Give your kid a phone so they can call in case of an emergency or tell you what they want to be for Halloween or say they saw a squirrel or
The trick to successfully backing out of a parking space is to not care what happens to you or anyone else.
If your store sells carpet and tile and you’re not advertising a July Floor-th sale then what are you even doing?
I only shave on days when I’ll be having sex.
I live life as a yeti now.
Serious question… Would Titanic have been more romantic if they had both died, but holding hands and floating, like otters?
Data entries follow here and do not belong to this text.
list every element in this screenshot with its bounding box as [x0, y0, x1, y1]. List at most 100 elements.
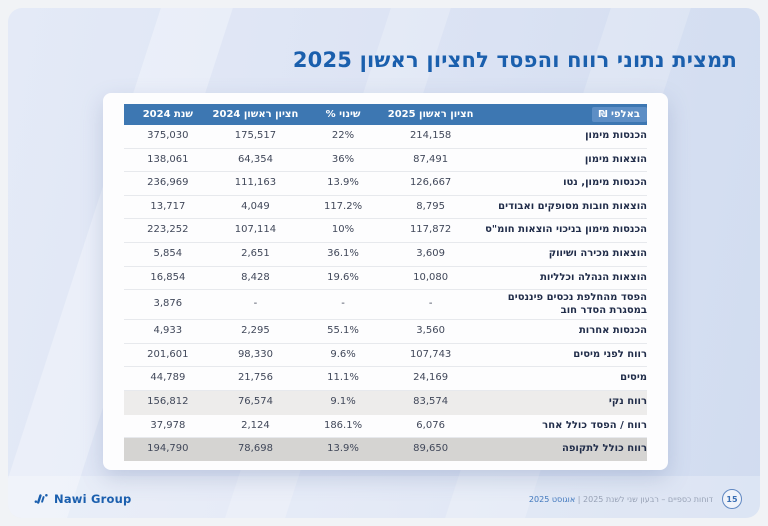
cell-change-pct: 186.1% [323, 419, 363, 431]
cell-h1-2025: 3,609 [416, 248, 445, 260]
cell-change-pct: 11.1% [327, 372, 359, 384]
company-logo: Nawi Group [34, 491, 131, 507]
cell-h1-2024: 76,574 [237, 395, 273, 407]
cell-year-2024: 156,812 [147, 395, 189, 407]
cell-year-2024: 16,854 [150, 271, 186, 283]
row-label: מיסים [620, 372, 647, 384]
table-row: הוצאות מכירה ושיווק 3,609 36.1% 2,651 5,… [124, 243, 647, 267]
cell-year-2024: 223,252 [147, 224, 189, 236]
cell-h1-2024: 64,354 [237, 153, 273, 165]
cell-change-pct: 19.6% [327, 271, 359, 283]
cell-h1-2025: 89,650 [413, 443, 449, 455]
row-label: רווח / הפסד כולל אחר [542, 419, 647, 431]
row-label: רווח נקי [608, 395, 647, 407]
cell-h1-2024: 111,163 [234, 177, 277, 189]
page-title: תמצית נתוני רווח והפסד לחציון ראשון 2025 [292, 48, 737, 72]
row-label: הוצאות הנהלה וכלליות [540, 271, 647, 283]
page-number-badge: 15 [722, 489, 742, 509]
cell-h1-2024: - [253, 298, 258, 310]
table-row: הכנסות אחרות 3,560 55.1% 2,295 4,933 [124, 320, 647, 344]
cell-change-pct: 9.1% [330, 395, 356, 407]
row-label: הוצאות מכירה ושיווק [548, 248, 647, 260]
cell-year-2024: 13,717 [150, 200, 186, 212]
table-row: הכנסות מימון בניכוי הוצאות חומ"ס 117,872… [124, 219, 647, 243]
table-row: רווח כולל לתקופה 89,650 13.9% 78,698 194… [124, 438, 647, 461]
cell-h1-2025: 3,560 [416, 325, 445, 337]
cell-year-2024: 44,789 [150, 372, 186, 384]
table-row: הוצאות הנהלה וכלליות 10,080 19.6% 8,428 … [124, 267, 647, 291]
row-label: הכנסות מימון בניכוי הוצאות חומ"ס [485, 224, 647, 236]
cell-h1-2024: 21,756 [237, 372, 273, 384]
cell-h1-2024: 2,124 [241, 419, 270, 431]
cell-h1-2024: 175,517 [234, 130, 277, 142]
cell-year-2024: 37,978 [150, 419, 186, 431]
header-change-pct: שינוי % [325, 109, 361, 120]
row-label: הוצאות חובות מסופקים ואבודים [498, 200, 647, 212]
cell-h1-2024: 78,698 [237, 443, 273, 455]
cell-change-pct: 117.2% [323, 200, 363, 212]
cell-change-pct: 10% [331, 224, 355, 236]
cell-change-pct: 13.9% [327, 443, 359, 455]
cell-h1-2025: - [428, 298, 433, 310]
row-label: הוצאות מימון [584, 153, 647, 165]
table-row: הוצאות חובות מסופקים ואבודים 8,795 117.2… [124, 196, 647, 220]
cell-h1-2025: 24,169 [413, 372, 449, 384]
row-label: הכנסות מימון [585, 130, 647, 142]
cell-h1-2025: 126,667 [409, 177, 452, 189]
cell-year-2024: 236,969 [147, 177, 189, 189]
row-label: הכנסות מימון, נטו [563, 177, 647, 189]
cell-change-pct: 9.6% [330, 348, 356, 360]
cell-h1-2024: 8,428 [241, 271, 270, 283]
cell-h1-2024: 107,114 [234, 224, 277, 236]
nawi-logo-icon [34, 493, 48, 504]
cell-change-pct: 13.9% [327, 177, 359, 189]
cell-year-2024: 5,854 [153, 248, 183, 260]
cell-year-2024: 201,601 [147, 348, 189, 360]
table-header: באלפי ₪ חציון ראשון 2025 שינוי % חציון ר… [124, 104, 647, 125]
table-row: הכנסות מימון 214,158 22% 175,517 375,030 [124, 125, 647, 149]
cell-h1-2024: 4,049 [241, 200, 270, 212]
table-row: מיסים 24,169 11.1% 21,756 44,789 [124, 367, 647, 391]
cell-h1-2025: 10,080 [413, 271, 449, 283]
table-row: רווח נקי 83,574 9.1% 76,574 156,812 [124, 390, 647, 415]
cell-h1-2024: 2,651 [241, 248, 270, 260]
table-row: רווח / הפסד כולל אחר 6,076 186.1% 2,124 … [124, 415, 647, 439]
report-label: דוחות כספיים – רבעון שני לשנת 2025 | [577, 494, 713, 504]
table-row: הוצאות מימון 87,491 36% 64,354 138,061 [124, 149, 647, 173]
cell-year-2024: 138,061 [147, 153, 189, 165]
cell-year-2024: 4,933 [153, 325, 183, 337]
table-body: הכנסות מימון 214,158 22% 175,517 375,030… [124, 125, 647, 461]
cell-h1-2025: 117,872 [409, 224, 452, 236]
report-date: אוגוסט 2025 [528, 494, 576, 504]
slide: תמצית נתוני רווח והפסד לחציון ראשון 2025… [8, 8, 760, 518]
cell-h1-2024: 98,330 [237, 348, 273, 360]
cell-h1-2025: 8,795 [416, 200, 445, 212]
row-label: הכנסות אחרות [578, 325, 647, 337]
logo-text: Nawi Group [54, 492, 132, 506]
cell-change-pct: 22% [331, 130, 355, 142]
footer-right: דוחות כספיים – רבעון שני לשנת 2025 | אוג… [529, 489, 742, 509]
cell-change-pct: 36.1% [327, 248, 359, 260]
header-unit-cell: באלפי ₪ [474, 107, 647, 122]
row-label: רווח לפני מיסים [573, 348, 647, 360]
row-label: הפסד מהחלפת נכסים פיננסים במסגרת הסדר חו… [507, 292, 647, 316]
cell-year-2024: 194,790 [147, 443, 189, 455]
cell-h1-2025: 83,574 [413, 395, 449, 407]
header-h1-2024: חציון ראשון 2024 [212, 109, 299, 120]
cell-year-2024: 375,030 [147, 130, 189, 142]
table-row: רווח לפני מיסים 107,743 9.6% 98,330 201,… [124, 344, 647, 368]
table-card: באלפי ₪ חציון ראשון 2025 שינוי % חציון ר… [103, 93, 668, 470]
header-year-2024: שנת 2024 [142, 109, 193, 120]
cell-h1-2025: 214,158 [409, 130, 452, 142]
table-row: הכנסות מימון, נטו 126,667 13.9% 111,163 … [124, 172, 647, 196]
row-label: רווח כולל לתקופה [561, 443, 647, 455]
cell-h1-2025: 87,491 [413, 153, 449, 165]
cell-h1-2025: 6,076 [416, 419, 445, 431]
header-h1-2025: חציון ראשון 2025 [387, 109, 474, 120]
cell-year-2024: 3,876 [153, 298, 183, 310]
report-caption: דוחות כספיים – רבעון שני לשנת 2025 | אוג… [529, 495, 713, 504]
cell-change-pct: - [341, 298, 345, 310]
footer: Nawi Group דוחות כספיים – רבעון שני לשנת… [8, 481, 760, 511]
cell-change-pct: 36% [331, 153, 355, 165]
cell-change-pct: 55.1% [327, 325, 359, 337]
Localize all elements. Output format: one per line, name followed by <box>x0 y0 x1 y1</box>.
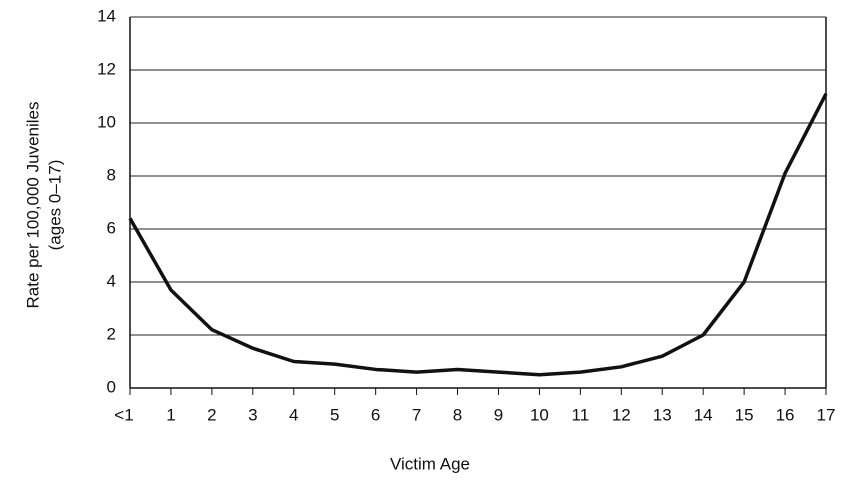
x-tick-label: 4 <box>289 405 298 424</box>
x-tick-label: 10 <box>530 405 549 424</box>
data-line <box>128 93 828 377</box>
x-tick-label: <1 <box>114 405 133 424</box>
x-tick-label: 17 <box>817 405 836 424</box>
x-tick-label: 12 <box>612 405 631 424</box>
y-tick-label: 8 <box>107 165 116 184</box>
x-tick-label: 16 <box>776 405 795 424</box>
y-axis-label: Rate per 100,000 Juveniles <box>23 102 42 309</box>
x-axis-label: Victim Age <box>390 454 470 473</box>
y-tick-label: 12 <box>97 59 116 78</box>
y-tick-label: 10 <box>97 112 116 131</box>
y-tick-label: 6 <box>107 218 116 237</box>
x-tick-label: 8 <box>453 405 462 424</box>
x-tick-label: 11 <box>572 405 590 424</box>
x-tick-label: 9 <box>494 405 503 424</box>
x-tick-label: 3 <box>248 405 257 424</box>
y-tick-label: 14 <box>97 6 116 25</box>
x-tick-label: 13 <box>653 405 672 424</box>
x-tick-label: 7 <box>412 405 421 424</box>
x-tick-label: 15 <box>735 405 754 424</box>
x-tick-label: 6 <box>371 405 380 424</box>
x-tick-label: 2 <box>207 405 216 424</box>
y-axis-label: (ages 0–17) <box>45 160 64 251</box>
x-tick-label: 14 <box>694 405 713 424</box>
x-tick-label: 1 <box>166 405 175 424</box>
y-tick-label: 2 <box>107 324 116 343</box>
x-tick-label: 5 <box>330 405 339 424</box>
y-tick-label: 4 <box>107 271 116 290</box>
y-tick-label: 0 <box>107 377 116 396</box>
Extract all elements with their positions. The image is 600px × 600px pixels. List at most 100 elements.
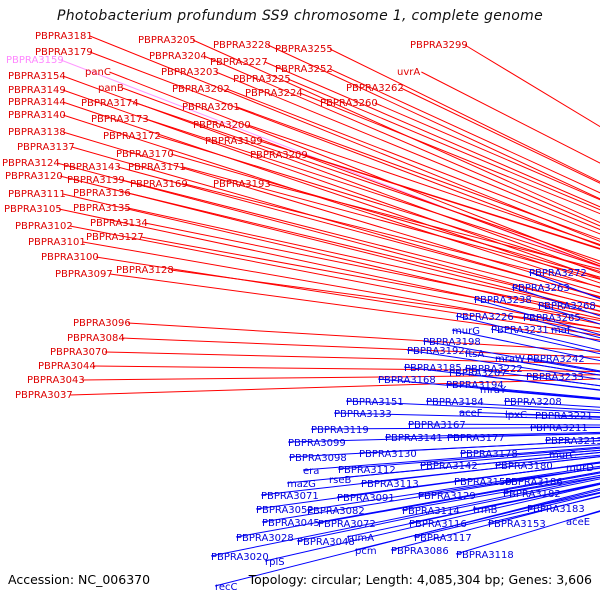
connector-line xyxy=(417,467,600,496)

friend: you’re saying an alien pulled you onto his ship, examined you, and threw you back?
fish: that’s exactly what I’m saying
wife: Why are there chicken nuggets all over the front yard?
me [whispers] Why are there chicken nuggets all over the front yard?
toddler [whispers] I planted chicken nugget trees
me: He planted chicken nugget trees
“Friends” ended 10 years ago today, but thanks to television, “me having friends” ended long before that.
I called in dinner at a restaurant and Husband went to pick it up. These texts ensued:
H, “What name did you put it under?”
Me, “Yours.”
H, “Not a fake name?”
M, “Why would I do that?”
H, “Because your weird like that.”
M, “You’re.”
H, “It’s under you’re?”
Me, “Yes.”
[duck is quacking] damn dude that duck is in SERIOUS disrepair [sprays wd-40 into duck mouth] [duck starts chirping like nightingale]
Me: [takes bite of PBJ sandwich]
6yo: Mommmm! Don’t eat my lunch!
Me: [giggles] I’m just testing it first to make sure there’s no poison!
6yo: yeah ri-
Me: [collapses]
me: you won’t get on the ledge. you’re an egg bro, get real
humpty dumpty: watch me
[several minutes later]
me approaching the king, tears in my eyes: it’s my fault. it’s all my fault
This is what it sounds like when cats cry
– The inventor of bagpipes
Me: If there’s Super Mario then how come regular Mario doesn’t wear glasses?
Therapist: I’m going to increase your medication
The best thing about being 5 is using your age an an excuse to do things and also get out of doing things. It’s either, “I can do it, I’m 5 now” or “I can’t do it, I’m only 5.”
cop: sir it looks as if you were the victim of organ theft
me (in an icy bath): oh no…she took my yamaha?
cop:
Me:
– cures cancer
– saves endangered species
– discovers Atlantis
– solves energy crisis
– finds all missing childrenMy mom:
But did you remember to send out your thank yous? Can’t you do something about blindness? Don’t forget to call your aunt Cathy…
finish your salad. a thousand islands died to make that dressing.
If you had asked me what the hardest part of battling a global pandemic would be I would have never guessed, “teaching elementary school math.”
I woke up hoping for an easy morning, then my 3 year old came downstairs and informed me that she wasn’t planning on using her hands today. This should be fun.